While critics and environmental activists are unhappy, the oil and natural gas industry is celebrating long-awaited changes in New Mexico’s rules for disposal of drilling waste known as the “pit rule.”

Fighting for changes to tougher requirements imposed by a previous governor, the New Mexico Oil/Gas Association (NMOGA) hailed revisions made earlier this month, which include multi-well fluid pits that more effectively handle the use and reuse of water for hydraulic fracturing.

The New Mexico Oil and Gas Conservation Commission (OGCC) carried through on a campaign promise by Gov. Susana Martinez to revise the requirements to be more along industry lines, finalizing changes last Thursday that had been endorsed by NMOGA and other industry groups.

The issue has been simmering since Martinez won the statehouse following Gov. Bill Richardson’s retirement. Richardson’s administration in 2008 had stiffened the rules, causing a lot of pushback from industry. In January 2013 the OGCC resumed hearings, but alienated environmental groups by refusing to take additional testimony in the case.

“The OGCC was extremely thorough in its analysis of the evidence presented by all parties in developing the new pit rule,” said Steve Henke, NMOGA president, on the group’s website, noting the process took 18 months since the industry proposed changes to the three-member state commission. “Due to the extremely technical nature of the rule, the industry is now analyzing the rule in its final form to determine what impact the changes will have on operating methods.”

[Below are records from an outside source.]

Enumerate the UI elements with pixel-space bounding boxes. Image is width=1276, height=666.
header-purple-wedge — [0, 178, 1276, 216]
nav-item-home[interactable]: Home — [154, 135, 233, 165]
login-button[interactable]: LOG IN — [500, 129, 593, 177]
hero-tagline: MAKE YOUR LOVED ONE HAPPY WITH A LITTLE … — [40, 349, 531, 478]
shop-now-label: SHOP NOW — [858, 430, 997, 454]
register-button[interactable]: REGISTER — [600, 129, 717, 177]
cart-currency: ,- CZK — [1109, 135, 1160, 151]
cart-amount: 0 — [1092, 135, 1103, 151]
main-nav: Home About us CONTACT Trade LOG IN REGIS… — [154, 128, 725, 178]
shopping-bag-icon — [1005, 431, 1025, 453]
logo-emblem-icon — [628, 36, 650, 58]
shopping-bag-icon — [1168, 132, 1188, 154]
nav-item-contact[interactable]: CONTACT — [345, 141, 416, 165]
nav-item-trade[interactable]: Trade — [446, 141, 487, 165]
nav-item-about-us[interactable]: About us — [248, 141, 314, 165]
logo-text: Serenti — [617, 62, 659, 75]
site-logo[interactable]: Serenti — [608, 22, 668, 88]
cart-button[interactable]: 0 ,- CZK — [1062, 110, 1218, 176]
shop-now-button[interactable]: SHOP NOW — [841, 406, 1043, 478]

The new rule as outlined by the OGCC added definitions and clarified parts of the 2009 pit rule, and there are also provisions in the new rule that “govern a type of pit that previously was unrecognized by the state rule: the multi-well fluid management pit,” the document said. “The pit rule is a regulatory system that addresses permitting, siting, closure methods, operation, design and construction, reclamation, re-vegetation and constituent level standards.”

Henke characterized the changes as including the multi-well fluid pits “to more effectively handle the use and reuse of water for hydraulic fracturing, allowing for burial of drilling cuttings onsite when the distance to groundwater is sufficient and the composition of cuttings is environmentally benign.” It also will allow the use of lined drilling reserve pits “in certain specific circumstances,” he said.

There are a number of what the industry considers “highly technical testing methods” called for in the new regulation that Henke said will have to be analyzed by an industry team in the coming weeks and months. In response to environmental critics, he said that expert witnesses in the testimony leading up to the new regulations confirmed that environmental, groundwater and human health protections have been “painstakingly addressed” by the OGCC.

The industry association pushed for the changes while the state’s Environmental Law Center opposed the industry proposals (see Shale Daily, Jan. 13, 2012).

Critics contend that the proposed changes by the association would eliminate almost all references in the state rules to closed-loop systems, which the oil/gas industry claims are expensive; the environmental groups counter that there is no hard data to back up that contention. There is also concern about changes in how low-chloride waste is handled and a provision allowing operators to make “reasonable estimates” about groundwater wells when specific information is lacking.

Nevertheless, the final changes included a state objective for a pit rule as being the regulation of “pits, closed-loop systems and below-grade tanks and sumps used in connection with oil/gas operations for the protection of fresh water, public health and the environment.”